Brown (2007), has come up with a conceptualization of terrorism which reads “unconventional political violence, or the threat of political violence meant to have an impact on both the immediate victims and the audience that is carried out by non-state actors and, or clandestine state agents. Car bombs, letter bombs, and suicide bombings are all acts of terrorism no matter whom or which organization is responsible for their use.”
Terrorism and the world post 9/11: the rise of Religious and New Terrorism
David Rapoport, in his highly influential wave theory, assessed that the fourth and current wave of terrorism is religiously motivated modern terrorists. At the time of the attack, the 9/11 was the biggest terrorist attack the world had seen, which killed approximately 3,000 people. Before the 9/11 the most destructive attack had taken the lives of around 380 people. Following the 9/11 attacks, policymakers declared transnational terrorism as the next extreme threat to international security. Cohen has gone as far to say that the world order has changed so fundamentally post 9/11 that he termed the perpetual state of conflict between the west and militant Islam as “World War IV” (World War III in this case being the Cold War). Scholars argue that just like terrorism since post Cold War transformed from leftist and nationalist ideologies, the September 2001 attacks have been seen as a shift towards religious and fundamentalist sphere.
The concept of new terrorism arose in the 1990s as an attempt to make sense of a phenomenon that didn’t fit neatly into a model of terrorism that was shaped in the 1970s and the 1980s. The model at the time was unable to explain the attacks of religious cult Aum Shinrikyo, the Japanese doomsday cult.
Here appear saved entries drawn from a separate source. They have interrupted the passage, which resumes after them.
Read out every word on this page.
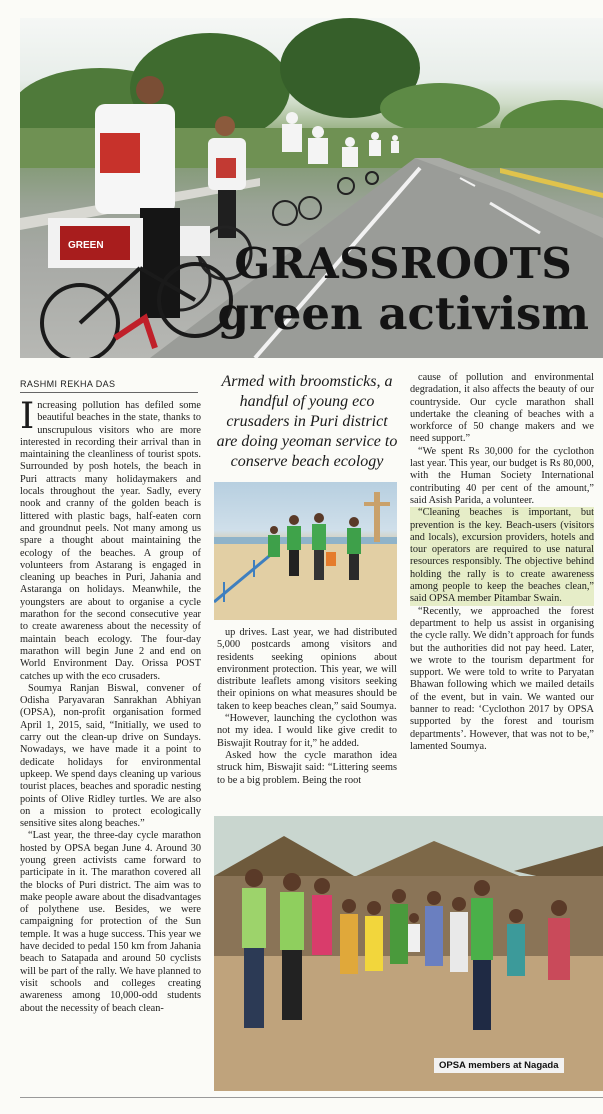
GREEN	GRASSROOTS
green activism
RASHMI REKHA DAS

Increasing pollution has defiled some beautiful beaches in the state, thanks to unscrupulous visitors who are more interested in recording their arrival than in maintaining the cleanliness of tourist spots. Surrounded by posh hotels, the beach in Puri attracts many holidaymakers and locals throughout the year. Sadly, every nook and cranny of the golden beach is littered with plastic bags, half-eaten corn and groundnut peels. Not many among us spare a thought about maintaining the ecology of the beaches. A group of volunteers from Astarang is engaged in cleaning up beaches in Puri, Jahania and Astaranga on holidays. Meanwhile, the youngsters are about to organise a cycle marathon for the second consecutive year to create awareness about the necessity of maintain beach ecology. The four-day marathon will begin June 2 and end on World Environment Day. Orissa POST catches up with the eco crusaders.

Soumya Ranjan Biswal, convener of Odisha Paryavaran Sanrakhan Abhiyan (OPSA), non-profit organisation formed April 1, 2015, said, “Initially, we used to carry out the clean-up drive on Sundays. Nowadays, we have made it a point to dedicate holidays for environmental upkeep. We spend days cleaning up various tourist places, beaches and sporadic nesting points of Olive Ridley turtles. We are also on a mission to protect ecologically sensitive sites along beaches.”

“Last year, the three-day cycle marathon hosted by OPSA began June 4. Around 30 young green activists came forward to participate in it. The marathon covered all the blocks of Puri district. The aim was to make people aware about the disadvantages of polythene use. Besides, we were campaigning for protection of the Sun temple. It was a huge success. This year we have decided to pedal 150 km from Jahania beach to Satapada and around 50 cyclists will be part of the rally. We have planned to visit schools and colleges creating awareness among 10,000-odd students about the necessity of beach clean-

Armed with broomsticks, a handful of young eco crusaders in Puri district are doing yeoman service to conserve beach ecology

up drives. Last year, we had distributed 5,000 postcards among visitors and residents seeking opinions about environment protection. This year, we will distribute leaflets among visitors seeking their opinions on what measures should be taken to keep beaches clean,” said Soumya.

“However, launching the cyclothon was not my idea. I would like give credit to Biswajit Routray for it,” he added.

Asked how the cycle marathon idea struck him, Biswajit said: “Littering seems to be a big problem. Being the root

cause of pollution and environmental degradation, it also affects the beauty of our countryside. Our cycle marathon shall undertake the cleaning of beaches with a workforce of 50 change makers and we need support.”

“We spent Rs 30,000 for the cyclothon last year. This year, our budget is Rs 80,000, with the Human Society International contributing 40 per cent of the amount,” said Asish Parida, a volunteer.

“Cleaning beaches is important, but prevention is the key. Beach-users (visitors and locals), excursion providers, hotels and tour operators are required to use natural resources responsibly. The objective behind holding the rally is to create awareness among people to keep the beaches clean,” said OPSA member Pitambar Swain.

“Recently, we approached the forest department to help us assist in organising the cycle rally. We didn’t approach for funds but the authorities did not pay heed. Later, we wrote to the tourism department for support. We were told to write to Paryatan Bhawan following which we mailed details of the event, but in vain. We wanted our banner to read: ‘Cyclothon 2017 by OPSA supported by the forest and tourism departments’. However, that was not to be,” lamented Soumya.

OPSA members at Nagada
In the past, cults were only dangerous for individuals that may fall susceptible to its influence and didn’t pose a threat to national security, despite the emergence of cultist mass suicides. Nonetheless, there are now cults who are able to undertake mass political goals. Morgan argues that because the fundamentals of cultists are based on violent coercion, it is easier for them to shift to terrorist mentality. Cults can become a dangerous form of religious terrorism based on their ability to appear quickly without any warning and spread quickly as well. They can become hostile due to apprehension shown by society and have no rational goals. Additionally, after the sarin gas attack of 1995, scholars claimed that religious terrorists were more likely to use weapons of mass destruction. However, even as New Terrorism tried to define these new phenomenon, Aum Shinrikyo did not entirely fit the new criteria as it was a structured and centralized organization.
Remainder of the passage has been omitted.